Friday, February 23, 2018

Platonic Epistemology

A platonic epistemology holds that our ability to know something as defective is dependent on there being a perfect thing of its kind which we, at least implicitly, know, and thus which we can compare the defective thing to. Thus, to know that a line is crooked, we must know some straight line well enough to compare the crooked line to the straight one and thereby see that the crooked line is unlike the straight line.

In language, the meaning of a term is given in part by the possibility of using a different term to mean something else. That is, there is a contrastive element to meaning. The term 'dark' contrasts with the term 'light', and the term 'crooked' contrasts with the term 'straight'. Platonic epistemology takes this to apply to knowledge, too. So far, so good. If there could be no circumstance where the use of a term would be inappropriate, it would be, like, meaningless.
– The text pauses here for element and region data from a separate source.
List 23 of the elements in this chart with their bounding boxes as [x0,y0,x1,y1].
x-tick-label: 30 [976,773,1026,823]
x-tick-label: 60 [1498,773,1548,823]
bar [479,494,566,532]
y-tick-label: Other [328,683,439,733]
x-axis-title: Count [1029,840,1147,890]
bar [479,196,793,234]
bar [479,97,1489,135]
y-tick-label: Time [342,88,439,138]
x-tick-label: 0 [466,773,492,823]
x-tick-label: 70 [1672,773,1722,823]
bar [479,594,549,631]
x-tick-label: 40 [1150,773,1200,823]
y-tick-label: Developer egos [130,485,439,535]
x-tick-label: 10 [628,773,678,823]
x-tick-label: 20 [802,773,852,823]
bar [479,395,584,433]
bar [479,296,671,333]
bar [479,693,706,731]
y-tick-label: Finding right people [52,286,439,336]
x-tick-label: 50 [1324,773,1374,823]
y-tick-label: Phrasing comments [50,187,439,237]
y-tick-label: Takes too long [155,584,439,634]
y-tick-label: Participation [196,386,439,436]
Platonic epistemology takes a further step however. It claims that the term on at least one side of any spectrum must have a referent. Thus, a platonist would claim that for 'light' to have meaning there must be a perfect light, and that for us to use the term 'light' perfectly, we must somehow know this perfect light. This strikes me as implausible and otiose. We do not need a perfect light to understand what darkness is, or even what imperfect(ly bright? or white?) light is. We do not need to know perfect equality to recognize near-but-not-quite equality. We simply need to recognize that there are conceivable cases which would be more equal, brighter, whiter, etc., and conceivability need not entail actuality. It need not even entail possibility.

The puzzle for any platonic epistemology is to explain how we come to know the perfect things. Given that they do not seem to need to appear in the world of sensation, it is unclear where we are supposed to have learned them. On any theory where we know what perfect goodness, truth, and beauty are like, it would have to provide a merely implicit knowledge, since otherwise one cannot account for disagreement. Plato's theory was that we were alive in the world of the Forms before we were born. Christian Platonists hold that the perfect things are ideas in the mind of God. I am only really interested in the latter.

In order to fill the role which perfect things are supposed to fill in a platonic epistemology, ideas in the mind of God would need to be made accessible to us in some manner. One way would be for God to immediately transfer them into our minds. Another way would be for us to, as it were, look into the mind of God instead of a platonic heaven of ideas. In either case, we are presumed to walk around with implicit knowledge of perfection of various sorts waiting to be triggered by seeing things in the world which relate to them.

But if we are presumed to walk around with mere knowledge of such things, then the need for the perfect things per se seems to have dropped out. Why not dispose with the perfect things, at least as a criterion of being able to recognize imperfect things, and just leave the implicit knowledge? If one does this, then one is back at the point where one has a conception of more white, etc., and since one has already granted that the knowledge involved is implicit, one may go a further step and suppose that the implicit knowledge is not conceptual knowledge but rather embedded in one's perceptual and cognitive capacities. That is, perhaps we do not so much know what it would be like for something to be whiter, as we have a visual system which can simulate varying degrees of whiteness and represent this degree of whiteness thus and so. Likewise, the visual system may simply process visual stimuli in such a way that we recognize straightness as a norm embedded in how we perceive, rather than as a concept to which we must compare lines. It is notable in this respect that there is variation in what different people recognize as perfection of different colors.